Gaddafi's Ministry of Truth

In his reaction to a recent NATO bombing, Moussa Ibrahim, Gaddafi’s cousin and as of now "Minister of Truth”,  said that one of the buildings hit was an anti-corruption office where files implicating members of the newly formed Transitional National Council,  were being kept.  Thanks to him, we now know why Libya was always rated at the bottom of the corruption index by Transparency International.

The ministry of Truth is of course not a Gaddafi invention. Before him, “Big Brother”, the famous George Orwell character in “1984”, knew of its virtues and methodically practiced it. However, it may be so that Gaddafi is now raising it to new dimensions. As the rebellion swept Libya and the regime struggled to contain it, Gaddafi kept assuring the world that all Libyans loved him and that he was only facing a handful of Al-Qaeda elements aided by drugged and hallucinated kids. Many in the Arab World joked that their people may need some of those hallucination drugs that Gaddafi was talking about.  Addressing Libyans in one of his recent ramblings about prospects for him leaving office, Gaddafi reiterated his standard reply that he has not held any office in Libya since 1977 and that if he did, he would have thrown his resignation in their faces.  Before finishing his speech however, he threatened to crush all opposition “rats” challenging his rule, alley by alley or “Zanga-Zanga”, as he famously put it.

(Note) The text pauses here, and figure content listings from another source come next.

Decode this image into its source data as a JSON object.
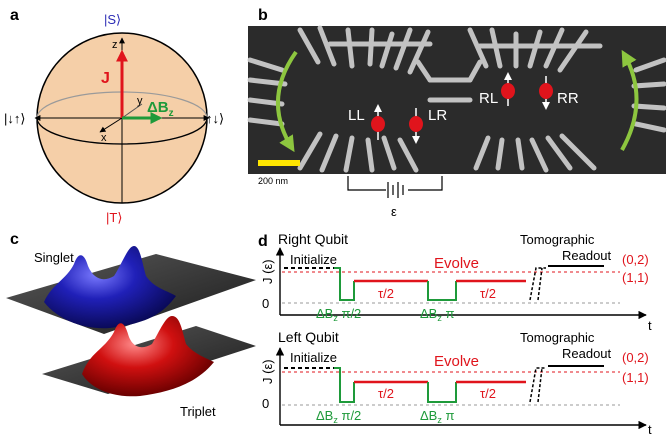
{
  "panels": {
    "a": "a",
    "b": "b",
    "c": "c",
    "d": "d"
  },
  "bloch": {
    "top_state": "|S⟩",
    "bottom_state": "|T⟩",
    "left_state": "|↓↑⟩",
    "right_state": "↑↓⟩",
    "axis_z": "z",
    "axis_y": "y",
    "axis_x": "x",
    "vector_j": "J",
    "vector_db": "ΔB",
    "vector_db_sub": "z",
    "colors": {
      "sphere": "#f5cfa8",
      "j_vector": "#e0141c",
      "db_vector": "#1e9a3a",
      "top_state": "#2b2bb5",
      "bottom_state": "#e0141c"
    }
  },
  "device": {
    "labels": [
      "LL",
      "LR",
      "RL",
      "RR"
    ],
    "scale_bar": "200 nm",
    "epsilon": "ε",
    "colors": {
      "scale_bar": "#ffe600",
      "arrows": "#8dc63f",
      "dot": "#e0141c"
    }
  },
  "wavefunctions": {
    "singlet": "Singlet",
    "triplet": "Triplet",
    "colors": {
      "singlet": "#1a1aa8",
      "triplet": "#d01010"
    }
  },
  "pulse": {
    "ylabel": "J (ε)",
    "xlabel": "t",
    "zero": "0",
    "right_title": "Right Qubit",
    "left_title": "Left Qubit",
    "initialize": "Initialize",
    "evolve": "Evolve",
    "tomographic": "Tomographic",
    "readout": "Readout",
    "level_02": "(0,2)",
    "level_11": "(1,1)",
    "db_label": "ΔB",
    "db_sub": "z",
    "pi_half": " π/2",
    "pi": " π",
    "tau_half": "τ/2",
    "colors": {
      "green": "#1e9a3a",
      "red": "#e0141c"
    }
  }
}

There was also the episode of an earlier NATO bombing of one of Gaddafi’s command and control centers in Tripoli. Again, according to the ministry of truth, one of his sons, Saif Al-Arab and three grandchildren were presumably killed.  Now, Saif Al-Arab is a shady character and not a lot is known about him. This much we know about him from Spiegel. In 2006, he was living in Munich and reportedly scuffled with a night club bouncer for forcibly removing his girlfriend who was stripping on the dance floor. Despite the orchestrated funeral, many Libyans refuse to buy the story, discrediting it as simply a ploy by Gaddafi to misinform and attract sympathy from his followers.   In the aftermath of the raid ordered by Reagan on his headquarters in Tripoli in 1986, Gaddafi had thrown out a similar story about an adopted daughter, claiming she was killed. Even then, many people did not believe it.

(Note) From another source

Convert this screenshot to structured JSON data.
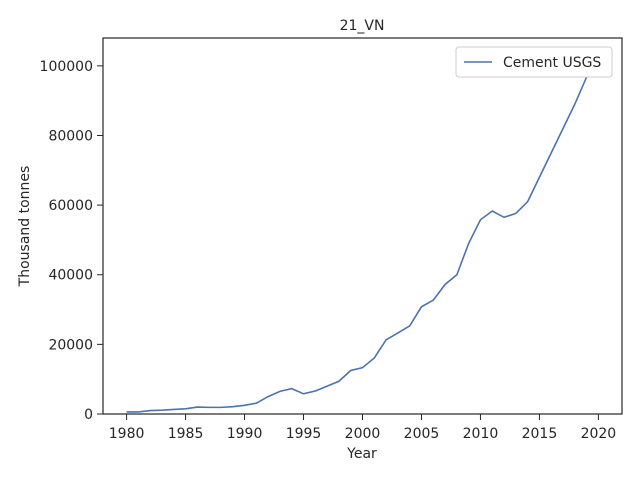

As NATO intensified its air campaign against his heavy armor, Gaddafi resorted to a new tactic, using troops in civilian cars, pickup trucks and buses.  In order to camouflage his military moves, his ministry of truth started drumming up stories about busloads of tribal leaders and imams, allegedly on “peace missions” to cities and towns out of government control.  Not long before, the regime  was threatening to annihilate these very cities, in particular Benghazi and Misrata for daring to fight for freedom. As his command and control capacity took a severe blow by NATO, Gaddafi had to  resort to coded messages to contact his field units.  The state Libyan TV, mouthpiece of his ministry of truth, delivered these under the guise of voodoo magic sessions performed by a certain Dr Shakeer, a familiar and loathed public face of the regime.

Since he came to office, Gaddafi occasionally took liberty to deliver other statements of truth, even if they were not always easy to authenticate.  In order to convince simple Libyans that they enjoyed democracy, he claimed the Greek word somehow had to do with similarly sounding Arabic words which imply “sitting on chairs”.  He also went on record claiming that the name Obama actually came from the  Arabic name Abu Omama and that the word "desert"  somehow refers to his hometown Sirte. Last but not least, he claimed that long ago, a certain Sheikh Zubeir had emigrated to England to become  known as no less than  the  famous Shakespeare.